Saturday, 30 January 2010

Councillors seek inquiry into issuing of permit

Members of Wicklow County Council have voted to ask the Minister for the Environment to hold a full public inquiry into “all aspects of the performance and functions of Wicklow County Council” in the issuing of a waste management permit in 2003.

The councillors, who passed the resolution by 14 votes to five, also resolved that the handling of a previous investigation by the Department of the Environment’s Local Government Audit Service (LGAS) be itself investigated.

Speaking at a special meeting of the county council, Independent councillor Tommy Cullen said the issue related to allegations that the council’s then director of services, Michael Nicholson, had ordered the shredding of a waste permit covering lands at Ballybeg, near Rathnew, in January 2003.

The waste permit had a commercial value of more than €400,000, he said and he claimed the Byrne family who owned the land could have lost their farm, been fined up to €12.7 million and faced up to 10 years in jail if they had been convicted of operating a waste facility without a permit.

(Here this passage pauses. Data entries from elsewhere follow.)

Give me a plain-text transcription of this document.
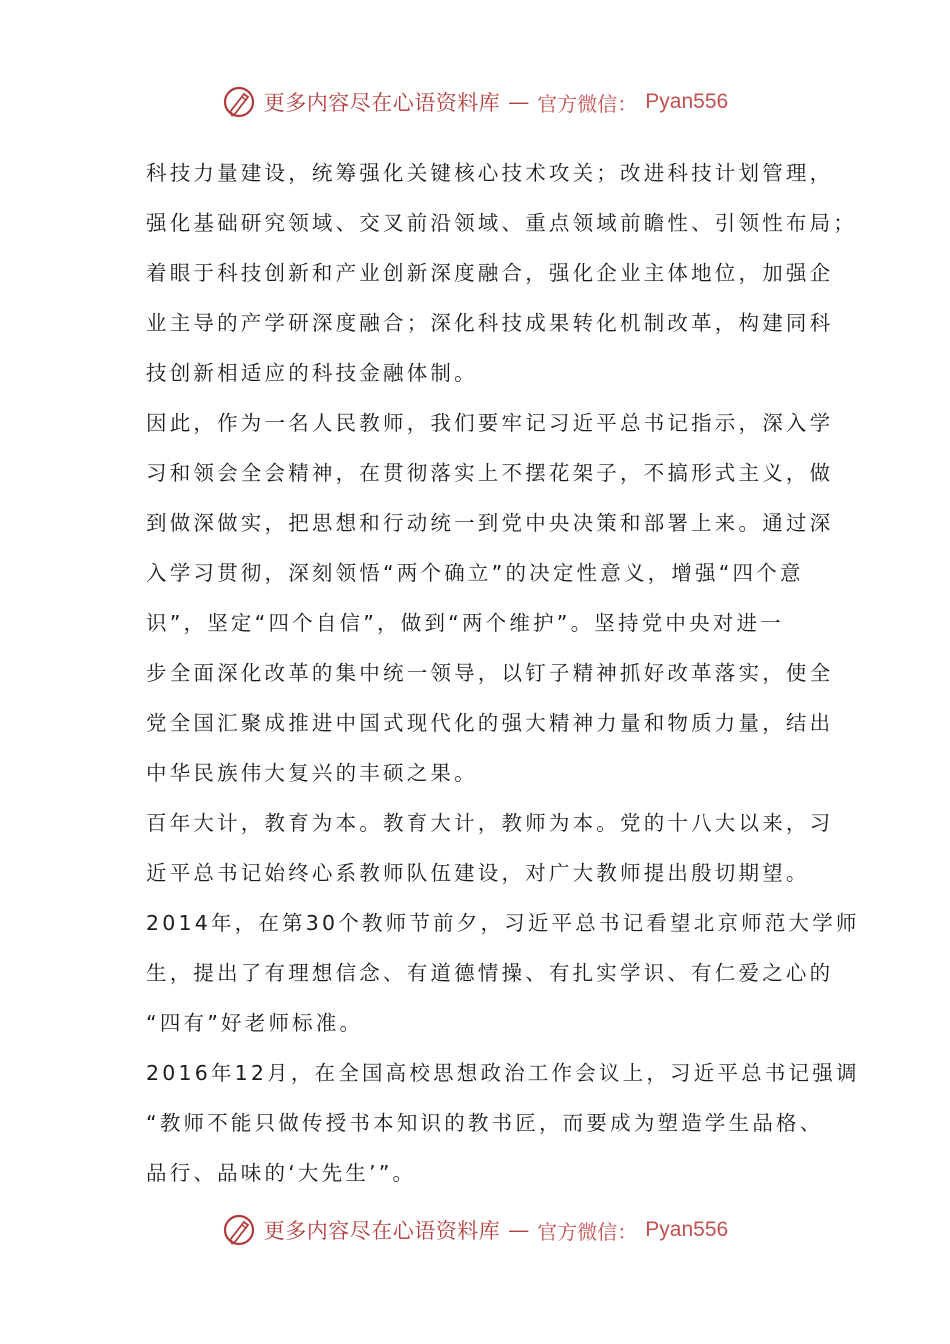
更多内容尽在心语资料库 — 官方微信： Pyan556
科技力量建设，统筹强化关键核心技术攻关；改进科技计划管理，
强化基础研究领域、交叉前沿领域、重点领域前瞻性、引领性布局；
着眼于科技创新和产业创新深度融合，强化企业主体地位，加强企
业主导的产学研深度融合；深化科技成果转化机制改革，构建同科
技创新相适应的科技金融体制。
因此，作为一名人民教师，我们要牢记习近平总书记指示，深入学
习和领会全会精神，在贯彻落实上不摆花架子，不搞形式主义，做
到做深做实，把思想和行动统一到党中央决策和部署上来。通过深
入学习贯彻，深刻领悟“两个确立”的决定性意义，增强“四个意
识”，坚定“四个自信”，做到“两个维护”。坚持党中央对进一
步全面深化改革的集中统一领导，以钉子精神抓好改革落实，使全
党全国汇聚成推进中国式现代化的强大精神力量和物质力量，结出
中华民族伟大复兴的丰硕之果。
百年大计，教育为本。教育大计，教师为本。党的十八大以来，习
近平总书记始终心系教师队伍建设，对广大教师提出殷切期望。
2014年，在第30个教师节前夕，习近平总书记看望北京师范大学师
生，提出了有理想信念、有道德情操、有扎实学识、有仁爱之心的
“四有”好老师标准。
2016年12月，在全国高校思想政治工作会议上，习近平总书记强调
“教师不能只做传授书本知识的教书匠，而要成为塑造学生品格、
品行、品味的‘大先生’”。
更多内容尽在心语资料库 — 官方微信： Pyan556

A draft report of the previous LGAS investigation noted that Mr Nicholson had ordered the permit removed from the file and shredded.

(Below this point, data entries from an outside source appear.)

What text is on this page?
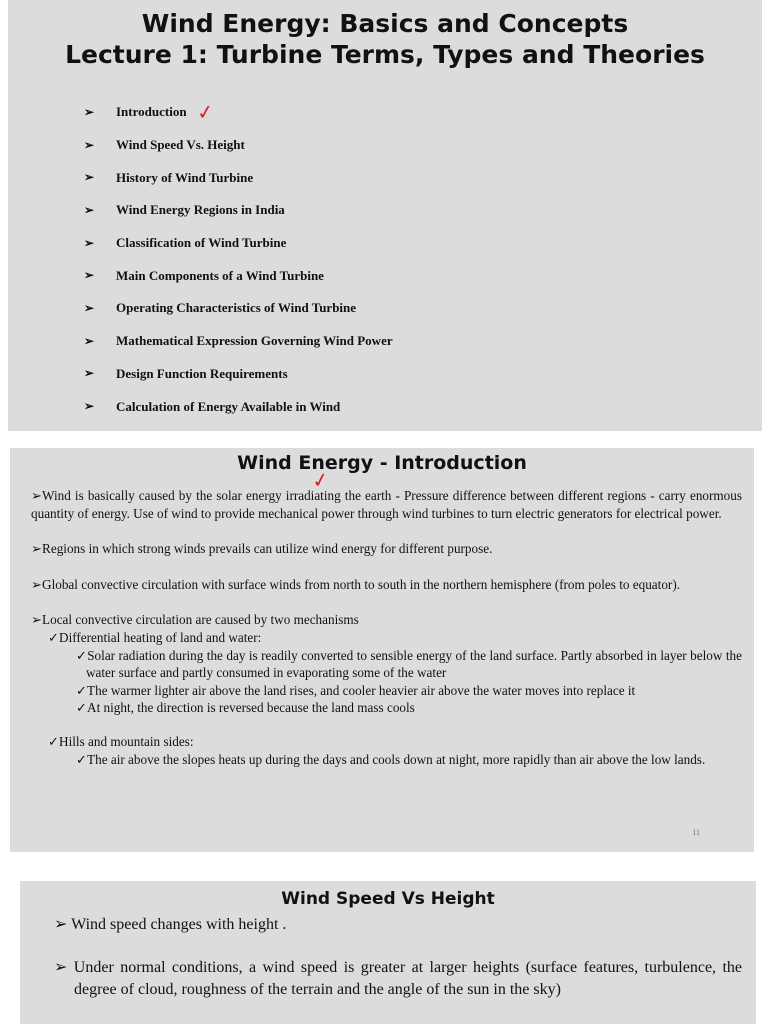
Wind Energy: Basics and Concepts
Lecture 1: Turbine Terms, Types and Theories
➢	Introduction ✓
➢	Wind Speed Vs. Height
➢	History of Wind Turbine
➢	Wind Energy Regions in India
➢	Classification of Wind Turbine
➢	Main Components of a Wind Turbine
➢	Operating Characteristics of Wind Turbine
➢	Mathematical Expression Governing Wind Power
➢	Design Function Requirements
➢	Calculation of Energy Available in Wind
Wind Energy - Introduction
✓

➢Wind is basically caused by the solar energy irradiating the earth - Pressure difference between different regions - carry enormous quantity of energy. Use of wind to provide mechanical power through wind turbines to turn electric generators for electrical power.

➢Regions in which strong winds prevails can utilize wind energy for different purpose.

➢Global convective circulation with surface winds from north to south in the northern hemisphere (from poles to equator).

➢Local convective circulation are caused by two mechanisms

✓Differential heating of land and water:

✓Solar radiation during the day is readily converted to sensible energy of the land surface. Partly absorbed in layer below the water surface and partly consumed in evaporating some of the water

✓The warmer lighter air above the land rises, and cooler heavier air above the water moves into replace it

✓At night, the direction is reversed because the land mass cools

✓Hills and mountain sides:

✓The air above the slopes heats up during the days and cools down at night, more rapidly than air above the low lands.

11
Wind Speed Vs Height

➢ Wind speed changes with height .

➢ Under normal conditions, a wind speed is greater at larger heights (surface features, turbulence, the degree of cloud, roughness of the terrain and the angle of the sun in the sky)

The LGAS report noted that Wicklow county manager Eddie Sheehy had told the LGAS inspector he felt he had not been given accurate information by Mr Nicholson.

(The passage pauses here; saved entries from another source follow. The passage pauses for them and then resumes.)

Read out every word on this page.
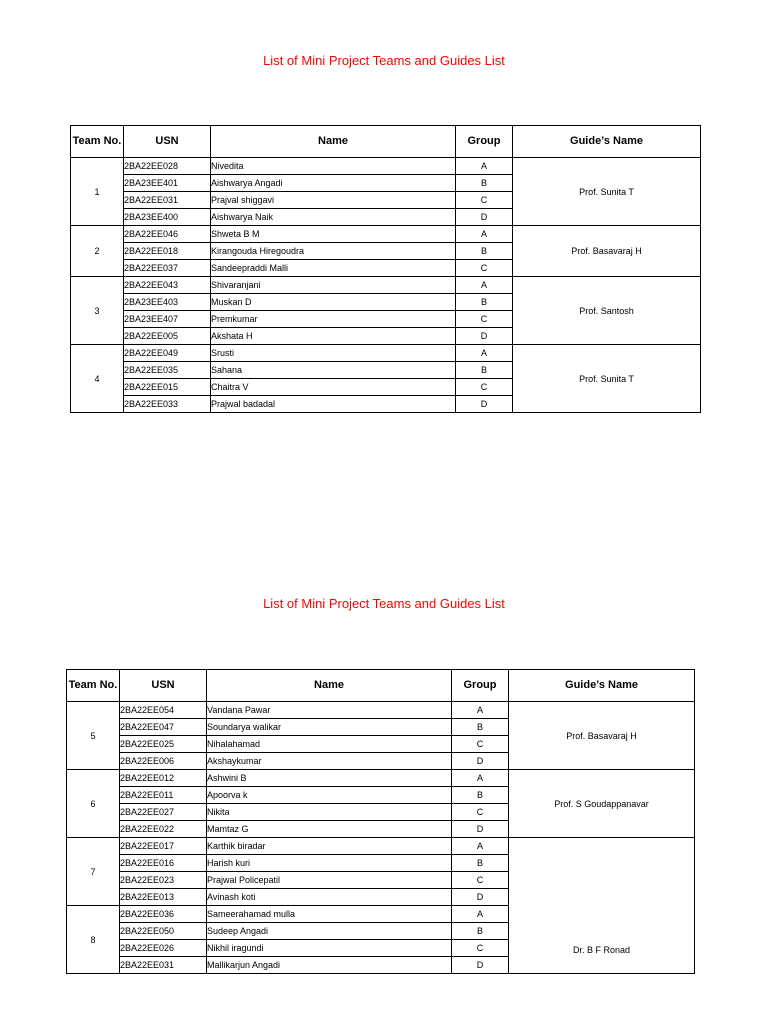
List of Mini Project Teams and Guides List
Team No.	USN	Name	Group	Guide’s Name
1	2BA22EE028	Nivedita	A	Prof. Sunita T
	2BA23EE401	Aishwarya Angadi	B	
	2BA22EE031	Prajval shiggavi	C	
	2BA23EE400	Aishwarya Naik	D	
2	2BA22EE046	Shweta B M	A	Prof. Basavaraj H
	2BA22EE018	Kirangouda Hiregoudra	B	
	2BA22EE037	Sandeepraddi Malli	C	
3	2BA22EE043	Shivaranjani	A	Prof. Santosh
	2BA23EE403	Muskan D	B	
	2BA23EE407	Premkumar	C	
	2BA22EE005	Akshata H	D	
4	2BA22EE049	Srusti	A	Prof. Sunita T
	2BA22EE035	Sahana	B	
	2BA22EE015	Chaitra V	C	
	2BA22EE033	Prajwal badadal	D	
List of Mini Project Teams and Guides List
Team No.	USN	Name	Group	Guide’s Name
5	2BA22EE054	Vandana Pawar	A	Prof. Basavaraj H
	2BA22EE047	Soundarya walikar	B	
	2BA22EE025	Nihalahamad	C	
	2BA22EE006	Akshaykumar	D	
6	2BA22EE012	Ashwini B	A	Prof. S Goudappanavar
	2BA22EE011	Apoorva k	B	
	2BA22EE027	Nikita	C	
	2BA22EE022	Mamtaz G	D	
7	2BA22EE017	Karthik biradar	A	Dr. B F Ronad
	2BA22EE016	Harish kuri	B	
	2BA22EE023	Prajwal Policepatil	C	
	2BA22EE013	Avinash koti	D	
8	2BA22EE036	Sameerahamad mulla	A	
	2BA22EE050	Sudeep Angadi	B	
	2BA22EE026	Nikhil iragundi	C	
	2BA22EE031	Mallikarjun Angadi	D	
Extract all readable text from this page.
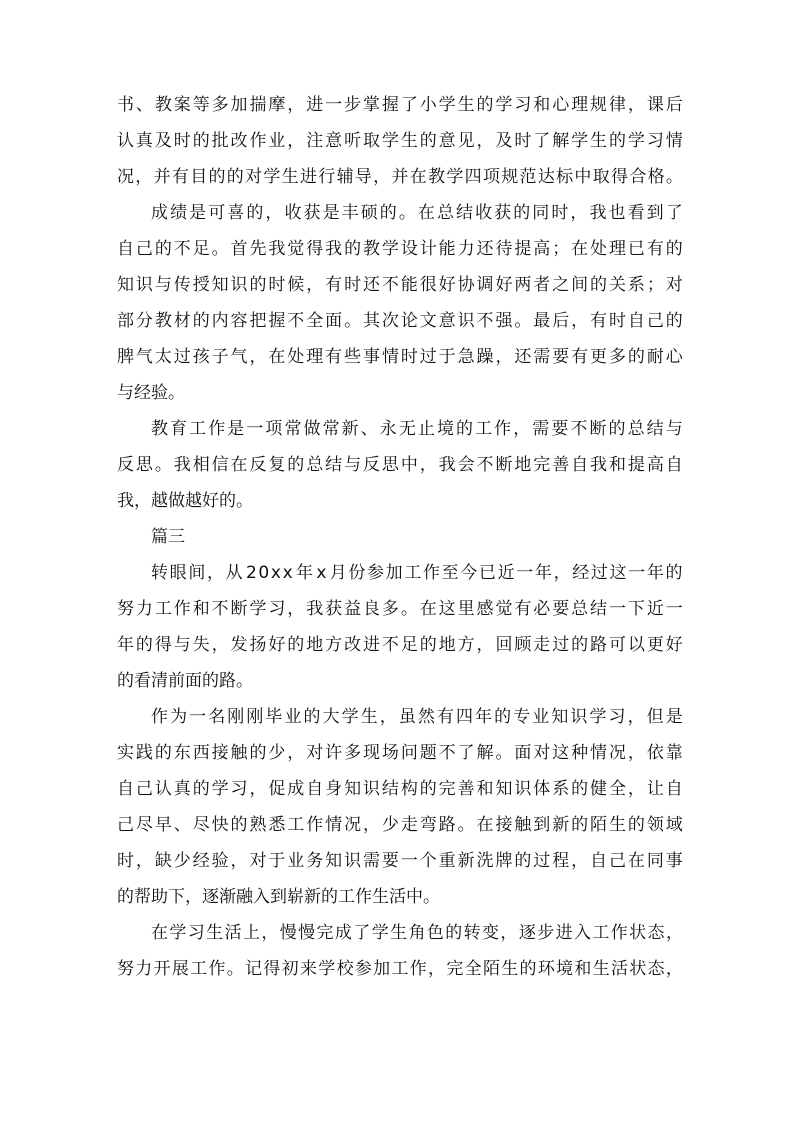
书 、 教 案 等 多 加 揣 摩 ， 进 一 步 掌 握 了 小 学 生 的 学 习 和 心 理 规 律 ， 课 后
认 真 及 时 的 批 改 作 业 ， 注 意 听 取 学 生 的 意 见 ， 及 时 了 解 学 生 的 学 习 情
况 ， 并 有 目 的 的 对 学 生 进 行 辅 导 ， 并 在 教 学 四 项 规 范 达 标 中 取 得 合 格 。
成 绩 是 可 喜 的 ， 收 获 是 丰 硕 的 。 在 总 结 收 获 的 同 时 ， 我 也 看 到 了
自 己 的 不 足 。 首 先 我 觉 得 我 的 教 学 设 计 能 力 还 待 提 高 ； 在 处 理 已 有 的
知 识 与 传 授 知 识 的 时 候 ， 有 时 还 不 能 很 好 协 调 好 两 者 之 间 的 关 系 ； 对
部 分 教 材 的 内 容 把 握 不 全 面 。 其 次 论 文 意 识 不 强 。 最 后 ， 有 时 自 己 的
脾 气 太 过 孩 子 气 ， 在 处 理 有 些 事 情 时 过 于 急 躁 ， 还 需 要 有 更 多 的 耐 心
与经验。
教 育 工 作 是 一 项 常 做 常 新 、 永 无 止 境 的 工 作 ， 需 要 不 断 的 总 结 与
反 思 。 我 相 信 在 反 复 的 总 结 与 反 思 中 ， 我 会 不 断 地 完 善 自 我 和 提 高 自
我，越做越好的。
篇三
转 眼 间 ， 从 2 0 x x 年 x 月 份 参 加 工 作 至 今 已 近 一 年 ， 经 过 这 一 年 的
努 力 工 作 和 不 断 学 习 ， 我 获 益 良 多 。 在 这 里 感 觉 有 必 要 总 结 一 下 近 一
年 的 得 与 失 ， 发 扬 好 的 地 方 改 进 不 足 的 地 方 ， 回 顾 走 过 的 路 可 以 更 好
的看清前面的路。
作 为 一 名 刚 刚 毕 业 的 大 学 生 ， 虽 然 有 四 年 的 专 业 知 识 学 习 ， 但 是
实 践 的 东 西 接 触 的 少 ， 对 许 多 现 场 问 题 不 了 解 。 面 对 这 种 情 况 ， 依 靠
自 己 认 真 的 学 习 ， 促 成 自 身 知 识 结 构 的 完 善 和 知 识 体 系 的 健 全 ， 让 自
己 尽 早 、 尽 快 的 熟 悉 工 作 情 况 ， 少 走 弯 路 。 在 接 触 到 新 的 陌 生 的 领 域
时 ， 缺 少 经 验 ， 对 于 业 务 知 识 需 要 一 个 重 新 洗 牌 的 过 程 ， 自 己 在 同 事
的帮助下，逐渐融入到崭新的工作生活中。
在 学 习 生 活 上 ， 慢 慢 完 成 了 学 生 角 色 的 转 变 ， 逐 步 进 入 工 作 状 态 ，
努 力 开 展 工 作 。 记 得 初 来 学 校 参 加 工 作 ， 完 全 陌 生 的 环 境 和 生 活 状 态 ，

In an at times heated debate, Mr Sheehy said he was “appalled” to read in The Irish Times before Christmas that he had received inaccurate information on a number of occasions from Mr Nicholson. He said he wanted to make it clear that any information provided by Mr Nicholson was something Mr Nicholson had himself been told - “and not something he had made up”. He asked that the newspaper note his remarks.

However, he also acknowledged that inaccurate information relating to the waste permit was given to the Byrne family, the elected councillors and solicitors for the Byrne family, in denying that a waste permit had been shredded.

Mr Sheehy said the LGAS had ultimately determined that an “administrative error” had occurred, which had no further implications for the council. A new waste permit had been issued by the council.

He also said the Byrnes were ultimately able to realise the value of the reissued permit and the council had apologised for giving inaccurate information to the Byrnes’ solicitors. Mr Sheehy said he would co-operate with any properly held inquiry.